The systemic influence of billionaires in school districts like DPS continues to cause significant harm for students, families, and educators alike. In Denver and elsewhere, the market-based system based on high stakes testing, competition, student-based budgeting, and school “choice” has not fulfilled the goal of education as a public good for ALL students. The stark inequalities inherent in the DPS system are due to this ill-advised focus on education as a business. The privatizers and their billionaire backers helped to create this current crisis, along with willing participants at the state and local level.

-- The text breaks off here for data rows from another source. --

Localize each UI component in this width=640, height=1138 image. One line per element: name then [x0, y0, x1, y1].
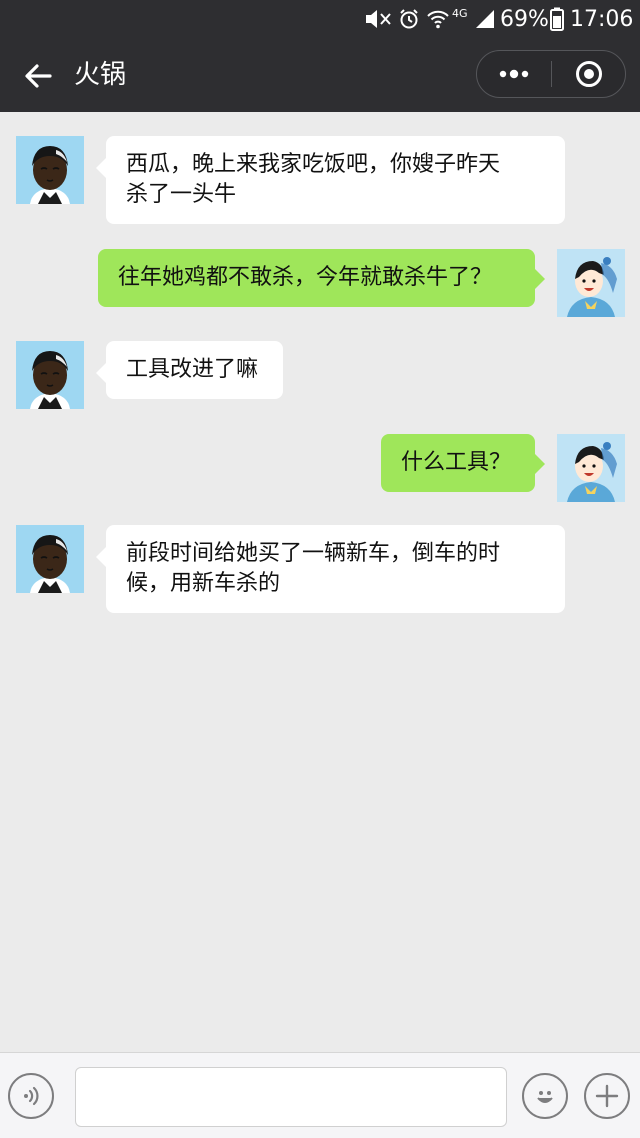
friend-avatar[interactable]: [16, 341, 84, 409]
clock: 17:06: [570, 6, 634, 32]
voice-button[interactable]: [8, 1073, 54, 1119]
signal-icon: [474, 0, 496, 38]
battery-percent: 69%: [500, 6, 549, 32]
message-bubble-incoming[interactable]: 工具改进了嘛: [96, 341, 283, 399]
status-bar: 4G 69% 17:06: [0, 0, 640, 38]
title-bar: 火锅: [0, 38, 640, 112]
input-bar: [0, 1052, 640, 1138]
friend-avatar[interactable]: [16, 136, 84, 204]
emoji-icon: [537, 1091, 553, 1103]
target-circle-icon: [576, 61, 602, 87]
arrow-left-icon: [25, 64, 52, 88]
close-mini-program-button[interactable]: [552, 51, 626, 97]
message-text-line: 往年她鸡都不敢杀，今年就敢杀牛了？: [118, 265, 493, 290]
wifi-icon: [426, 0, 450, 38]
friend-avatar[interactable]: [16, 525, 84, 593]
message-text-line: 工具改进了嘛: [126, 357, 259, 382]
my-avatar[interactable]: [557, 434, 625, 502]
mute-vibrate-icon: [364, 0, 394, 38]
message-text-line: 前段时间给她买了一辆新车，倒车的时: [126, 541, 501, 566]
message-bubble-outgoing[interactable]: 往年她鸡都不敢杀，今年就敢杀牛了？: [98, 249, 545, 307]
my-avatar[interactable]: [557, 249, 625, 317]
chat-title: 火锅: [74, 60, 127, 90]
plus-icon: [595, 1084, 619, 1108]
more-dots-icon: [499, 69, 529, 79]
mini-program-capsule: [476, 50, 626, 98]
message-text-line: 西瓜，晚上来我家吃饭吧，你嫂子昨天: [126, 152, 501, 177]
battery-icon: [550, 0, 564, 38]
plus-button[interactable]: [584, 1073, 630, 1119]
message-bubble-incoming[interactable]: 西瓜，晚上来我家吃饭吧，你嫂子昨天 杀了一头牛: [96, 136, 565, 224]
voice-icon: [24, 1086, 39, 1106]
message-text-line: 什么工具？: [401, 450, 512, 475]
message-bubble-outgoing[interactable]: 什么工具？: [381, 434, 545, 492]
more-button[interactable]: [477, 51, 551, 97]
message-text-line: 杀了一头牛: [126, 182, 237, 207]
back-button[interactable]: [18, 56, 58, 96]
message-bubble-incoming[interactable]: 前段时间给她买了一辆新车，倒车的时 候，用新车杀的: [96, 525, 565, 613]
alarm-icon: [398, 0, 420, 38]
message-input[interactable]: [75, 1067, 507, 1127]
message-text-line: 候，用新车杀的: [126, 571, 281, 596]
emoji-button[interactable]: [522, 1073, 568, 1119]
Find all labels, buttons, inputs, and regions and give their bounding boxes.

DPS has suffered for decades due to this insidious intrusion of billionaires into the school system. Teachers continue to be pressured into preparing students to take standardized tests versus preparing students to think critically, to problem solve, and to collaborate with each other. Due to the hyper focus on test prep, the opportunities for students to experience the arts, project-based learning, and to follow their passions are severely limited. Schools compete for students, and many schools lack essential resources. Parents have to try and raise additional money when their school budgets are woefully inadequate for the essential programs their children need. Specialized services are often limited to those schools with extra funds. Citizens remain in the dark about how their taxpayer dollars are being spent by charter schools. Inequities exist across all school governing models, and segregation in schools by socioeconomic levels has become the norm.

The “potential solutions” in this article will only be possible through coordinated, active participation by those who understand how debilitating the privatization/reform movement has been for students. Citizens need to be committed to ensuring equitable support for students to maintain our “public” education system and to preserve our democracy.